Мама ловко подхватила меня на руки и, с недоумением глядя на старшего сына, спокойно ответила: «Я думала, что ты эти бумажки для растопки собрал». И тут поняла, что сделала что-то не так. Одной рукой решила прижать к себе сына, чтобы пожалеть и успокоить, но он резко оттолкнул её руки и сквозь слёзы прокричал: «Мы с Дедом Морозовым эти бумаги собираем, чтобы на пенсию быстрей пойти. Я уже много насобирал, а ты их все в печку!» Наконец мама поняла, в чём дело. Сосед дядя Коля Морозов по возрасту уходил на пенсию и собирал необходимые документы, а хождения по инстанциям называл сбором ненужных бумажек. Вот и Юрка, мало что понимая, под стать пожилому соседу начал готовиться на пенсию с юного возраста, собирая неведомые бумажки.

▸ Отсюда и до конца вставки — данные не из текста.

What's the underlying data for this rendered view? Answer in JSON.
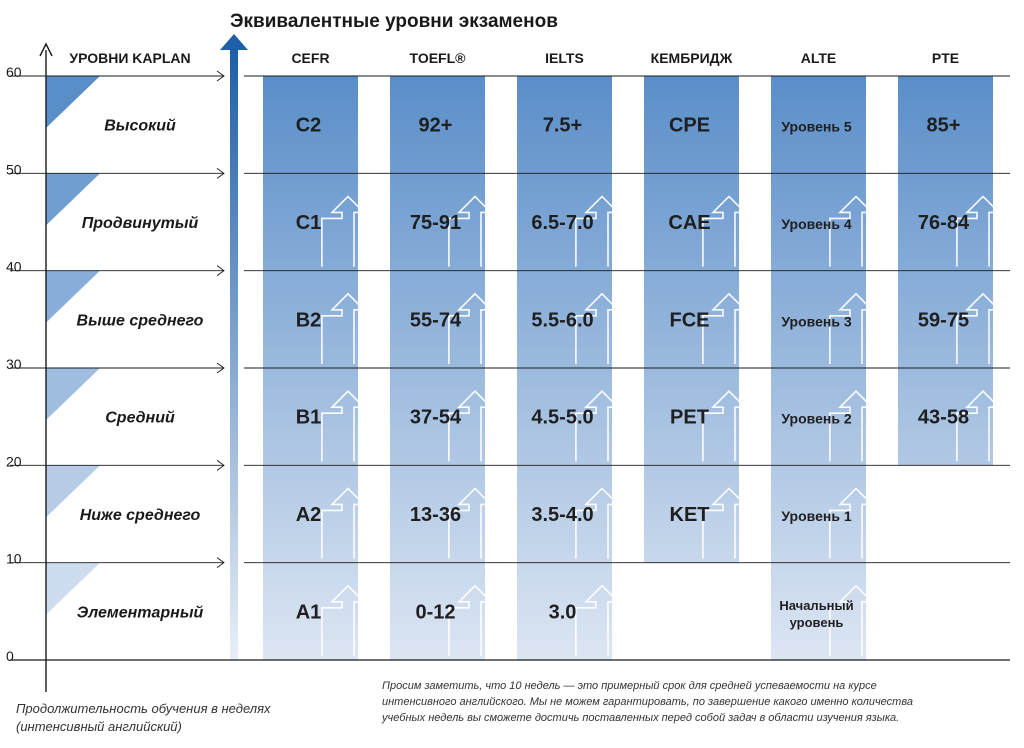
{
  "chart_data": {
    "type": "table",
    "title": "Эквивалентные уровни экзаменов",
    "ylabel": "",
    "xlabel": "Продолжительность обучения в неделях (интенсивный английский)",
    "xlabel_lines": [
      "Продолжительность обучения в неделях",
      "(интенсивный английский)"
    ],
    "ylim": [
      0,
      60
    ],
    "yticks": [
      "0",
      "10",
      "20",
      "30",
      "40",
      "50",
      "60"
    ],
    "kaplan_header": "УРОВНИ KAPLAN",
    "kaplan_levels": [
      {
        "label": "Элементарный",
        "from": 0,
        "to": 10
      },
      {
        "label": "Ниже среднего",
        "from": 10,
        "to": 20
      },
      {
        "label": "Средний",
        "from": 20,
        "to": 30
      },
      {
        "label": "Выше среднего",
        "from": 30,
        "to": 40
      },
      {
        "label": "Продвинутый",
        "from": 40,
        "to": 50
      },
      {
        "label": "Высокий",
        "from": 50,
        "to": 60
      }
    ],
    "exams": [
      {
        "name": "CEFR",
        "from": 0,
        "to": 60,
        "cells": [
          {
            "label": "A1",
            "from": 0,
            "to": 10
          },
          {
            "label": "A2",
            "from": 10,
            "to": 20
          },
          {
            "label": "B1",
            "from": 20,
            "to": 30
          },
          {
            "label": "B2",
            "from": 30,
            "to": 40
          },
          {
            "label": "C1",
            "from": 40,
            "to": 50
          },
          {
            "label": "C2",
            "from": 50,
            "to": 60
          }
        ]
      },
      {
        "name": "TOEFL®",
        "from": 0,
        "to": 60,
        "cells": [
          {
            "label": "0-12",
            "from": 0,
            "to": 10
          },
          {
            "label": "13-36",
            "from": 10,
            "to": 20
          },
          {
            "label": "37-54",
            "from": 20,
            "to": 30
          },
          {
            "label": "55-74",
            "from": 30,
            "to": 40
          },
          {
            "label": "75-91",
            "from": 40,
            "to": 50
          },
          {
            "label": "92+",
            "from": 50,
            "to": 60
          }
        ]
      },
      {
        "name": "IELTS",
        "from": 0,
        "to": 60,
        "cells": [
          {
            "label": "3.0",
            "from": 0,
            "to": 10
          },
          {
            "label": "3.5-4.0",
            "from": 10,
            "to": 20
          },
          {
            "label": "4.5-5.0",
            "from": 20,
            "to": 30
          },
          {
            "label": "5.5-6.0",
            "from": 30,
            "to": 40
          },
          {
            "label": "6.5-7.0",
            "from": 40,
            "to": 50
          },
          {
            "label": "7.5+",
            "from": 50,
            "to": 60
          }
        ]
      },
      {
        "name": "КЕМБРИДЖ",
        "from": 10,
        "to": 60,
        "cells": [
          {
            "label": "KET",
            "from": 10,
            "to": 20
          },
          {
            "label": "PET",
            "from": 20,
            "to": 30
          },
          {
            "label": "FCE",
            "from": 30,
            "to": 40
          },
          {
            "label": "CAE",
            "from": 40,
            "to": 50
          },
          {
            "label": "CPE",
            "from": 50,
            "to": 60
          }
        ]
      },
      {
        "name": "ALTE",
        "from": 0,
        "to": 60,
        "cells": [
          {
            "label": "Начальный уровень",
            "from": 0,
            "to": 10
          },
          {
            "label": "Уровень 1",
            "from": 10,
            "to": 20
          },
          {
            "label": "Уровень 2",
            "from": 20,
            "to": 30
          },
          {
            "label": "Уровень 3",
            "from": 30,
            "to": 40
          },
          {
            "label": "Уровень 4",
            "from": 40,
            "to": 50
          },
          {
            "label": "Уровень 5",
            "from": 50,
            "to": 60
          }
        ]
      },
      {
        "name": "PTE",
        "from": 20,
        "to": 60,
        "cells": [
          {
            "label": "43-58",
            "from": 20,
            "to": 30
          },
          {
            "label": "59-75",
            "from": 30,
            "to": 40
          },
          {
            "label": "76-84",
            "from": 40,
            "to": 50
          },
          {
            "label": "85+",
            "from": 50,
            "to": 60
          }
        ]
      }
    ],
    "note": "Просим заметить, что 10 недель — это примерный срок для средней успеваемости на курсе интенсивного английского. Мы не можем гарантировать, по завершение какого именно количества учебных недель вы сможете достичь поставленных перед собой задач в области изучения языка.",
    "note_lines": [
      "Просим заметить, что 10 недель — это примерный срок для средней успеваемости на курсе",
      "интенсивного английского. Мы не можем гарантировать, по завершение какого именно количества",
      "учебных недель вы сможете достичь поставленных перед собой задач в области изучения языка."
    ],
    "colors": {
      "column_bottom": "#dde6f3",
      "column_top": "#5a8ec9",
      "kaplan_triangle_top": "#5a8ec9",
      "kaplan_triangle_bottom": "#e4ebf5",
      "main_arrow_top": "#1d5fa8",
      "main_arrow_bottom": "#e9eff8",
      "axis": "#1a1a1a",
      "arrow_outline": "#ffffff"
    }
  }
}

Мама решила успокоить сына и объяснить произошедшее, но Юрка ловко вырвался и, с шумом хлопая скрипучими дверьми, шустро выскочил из дома. Спрыгнув с высокого крылечка, сразу попал в лохматые объятия Дозора, который на радостях пытался облизать зарёванное лицо мальчика. Расстроенный Юрка с трудом отвязался от назойливого пса, умылся из бочки с поливной водой. Затем уселся на скрипучее крыльцо рядом с греющимся на солнце котом Васькой и задумался, что делать дальше. Обида на маму всё не проходила.